The Second Commandment begins: "Thou shalt not make unto thee any graven image, or any likeness of anything that is in heaven above, or that is in the earth beneath, or that is in the water under the earth ...:"

This clearly forbids all paintings and statues of Jesus (let alone of anything else). It is worth noting that the Catholics simply removed this Commandment from the list and split up the last one into two parts so that they still had ten. It is only taken seriously in Islam, which is why Islamic art contains only designs and calligraphy and why the Taliban (quite correctly, by Biblical injunction) destroyed the giant statues of the Buddha.

But for the most part, this has been simply, and quietly amended. By ignoring it.

The Bible calls for the death penalty for violations of the 4th (keeping the Sabbath), the 5th (honoring your Mother & Father, or more precisely for cursing them), and the 7th (committing adultery.) The Bible adds that "everyone who divorces his wife, except for the cause of fornication, makes her an adulteress, and anyone who marries a divorced woman commits adultery."

Obviously, enforcing those penalties would end Christianity as a cultural force in America, as there would be so few of them left. The Tenth Commandment, the one about "coveting," criminalizes thought. Any attempt to enforce it (aside from violating the fundamentals of American law), would remove all the Christians and Jews who were left after the executions required by enforcement of #4, #5, and #7, except for those in a vegetative state.

The Bible is amended far more often, far more casually, with far less debate, than amending the Constitution.

Huckabee's goal is two amendments to the Constitution. One would ban abortion. There is nothing in the Bible that directly forbids abortion. Not a word. Not a jot. So he does a shuffle and slide and he says:

Well, it's really based on the idea that we've always had a historical understanding that life is precious.

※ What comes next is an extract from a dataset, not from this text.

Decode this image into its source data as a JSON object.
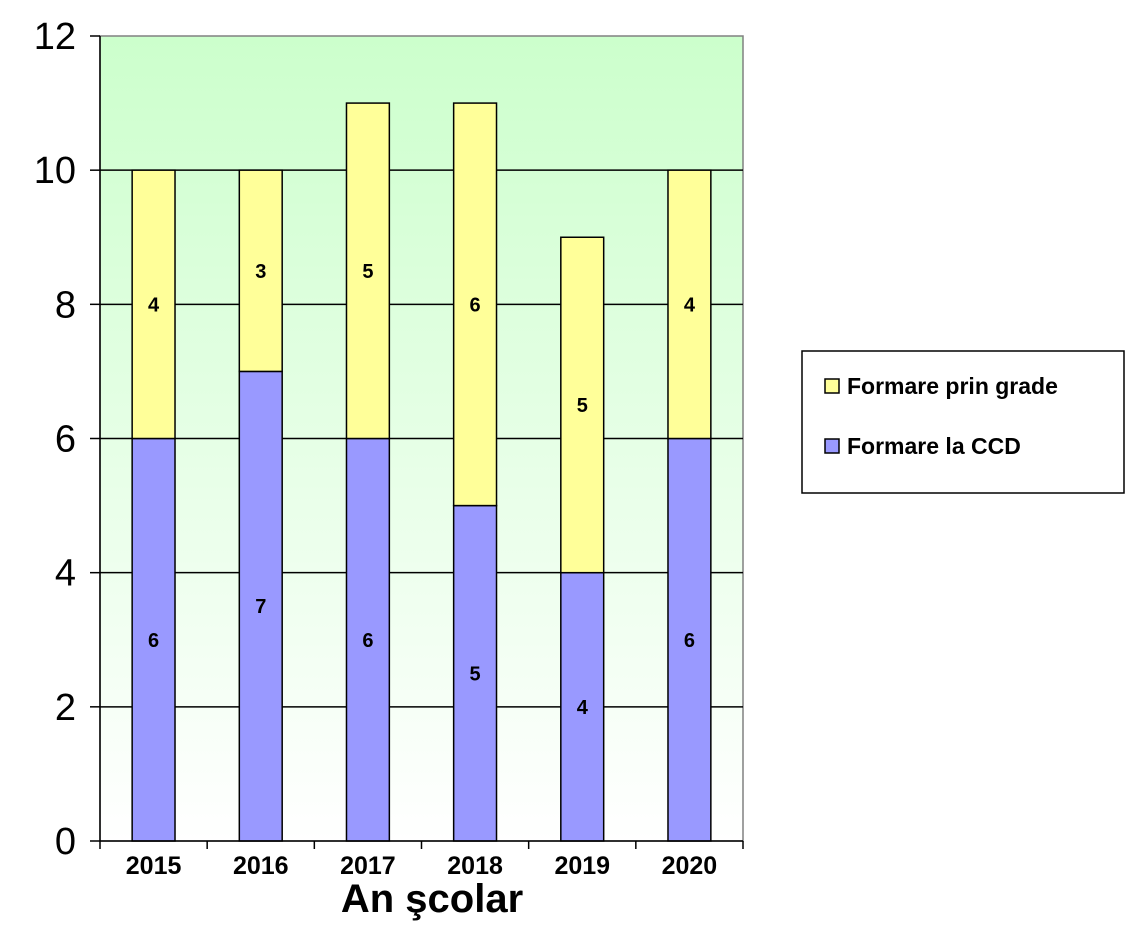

We go all the way back to the Declaration of Independence, when the founders made it very clear that all of us are equal. And equality wasn't based on the point of our viability. It wasn't based on our net worth, our personal assets, or ancestry. At the heart of the pro-life movement is the idea of intrinsic worth in value.
In fact, voting was restricted to white males, and normally, only those white males with a certain amount of personal assets. The historical truth is exactly the opposite of what Huckabee claims.

The second would define marriage as "a union between one man and one woman." Nothing in the Bible says that. Based on the examples found in the Bible the rule would more accurately be described as "Marriage is a union between one man and as many women as he can get in the prevailing social climate."

This is not meant as an attack on Mr. Huckabee. Compared to the crowd he's running against, and within the limits of Republican ideology, many of his foreign and domestic policy positions are sane and humane.

The point is that in our public debates the Right Wing postulates certain myths, the mainstream media repeats them, or nods along as if they're not full of obvious untruths, and while the Left may howl in outrage, fails to point out the factual errors and then drive them home. Truly stupid policies can only stand on a foundation of falsehoods.